Depois deste interlúdio recompensado, Lynn voltou para a Fox, recusou indignada um papel de segunda importância que lhe ofereceram e foi suspensa. Cumpriu sua penitência e, quando retornou ao estúdio, alguns incidentes e mal entendidos provocaram sua saída do estúdio, após tantos anos de serviço. Como disse Jeff Gordon no seu livro, foi-se todo o seu apoio criativo, financeiro e emocional. Pela primeira vez em sua vida a quase-estrela estava realmente sozinha.

Turhan Bey e Lynn Bari em O Místico

Ciente de que suas opções de emprego se tornaram limitadas devido à ira de Darryl F. Zanuck contra ela, Lynn aceitou logo a primeira oferta que teve, vinda da recentemente formada Eagle-Lion, onde fez dois filmes em 1948: Morrerei Onde Nasci / The Man from Texas e O Místico / The Spiritualist ou Amazing Mr. X. Graças  sobretudo aos efeitos fotográficos  especiais proporcionados por John Alton e ao score romântico de Alexander Laszlo, o último filme citado foi o melhor que ela fez na fase final de sua carreira. Neste drama de mistério Lynn faz o papel de uma Christine Faber, herdeira rica e encantadora, que reside em uma mansão ao longo da costa da Califórnia. É na praia que Chris fica pela primeira vez ouve a voz de seu marido Paul (Donald Curtis), supostamente falecido há dois anos em um desastre de automóvel. Paul na verdade está vivo e, com a cumplicidade de um falso vidente chamado Alexis (Turhan Bey), que o ajuda a assombrar sua mulher, está armando um plano para se apossar de sua fortuna.
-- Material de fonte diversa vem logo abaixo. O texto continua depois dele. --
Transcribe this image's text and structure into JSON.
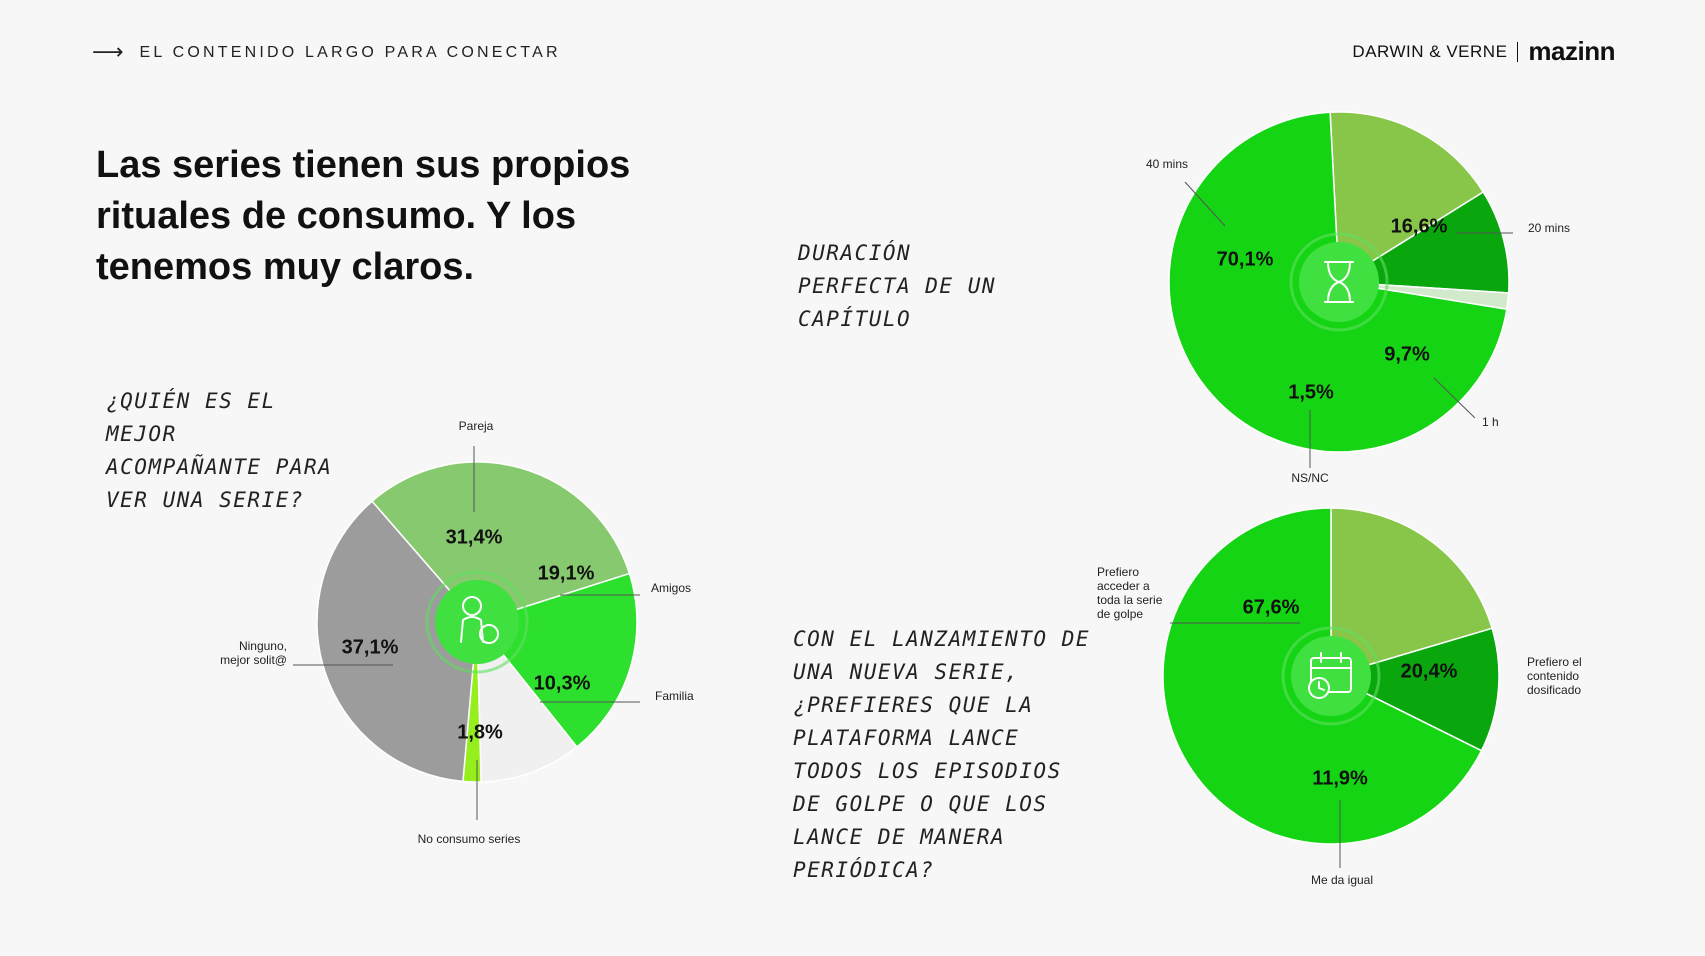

Atuando com naturalidade, Lynn destaca-se do resto do elenco e seus close-ups belíssimos expõem sua formosura.

Lynn Bari e Ray Middleton em Minha Vida Te Pertence 

Os papéis de Lynn nos seus filmes derradeiros produzidos por companhias variadas, assinalaram um final melancólico para a sua carreira cinematográfica: 1949 – Revolta de um Coração / The Kid from Cleveland (Herbet Kline / Republic). 1951- Um Homem e Sua Alma / I´d Climb the Highest Mountain (Fox); Uma Canção e um Beijo / Sunny Side of the Street (Columbia); Abismos do Desejo / On the Loose (Filmakers / RKO). 1952 – Minha Vida Te Pertence / I Dream of Jeannie (Republic); Sinfonia Prateada / Has Anybody Seen My Gal (Universal-International). 1954 – Francis entre as Boas / Francis Joins the Wacs (U-I). 1955 – De Pernas Pro Ar / Abbott and Costello Meet the Keystone Kops (U-I) 1957 – Terror na Ilha das Mulheres / The Women of Pitcairn Island (Regal); 1958 – Damn Citizen (U-I). 1962 – As Nove Vidas de Elfego-Baca / Elfego Baca: Six-Gun Law (Walt Disney / Buena Vista). Sua trajetória no cinema sempre foi acompanhada por apresentações no rádio, e depois no teatro e na televisão, onde ainda manteve algum prestígio, até se aposentar definitivamente da vida artística em 1974.

No âmbito familiar a ascensão de Lynn para o estrelato foi sabotada por problemas não resolvidos com sua mãe dominadora e alcoólatra, três casamentos frustrados (sempre explorada pelos seus sucessivos consortes (Walter Kane, Sid Luft, Nathan Rickles) e, a partir de determinado momento de sua vida, pelo seu próprio alcolismo. Lynn morreu de ataque cardíaco em 1898, deixando um filho, John Luft.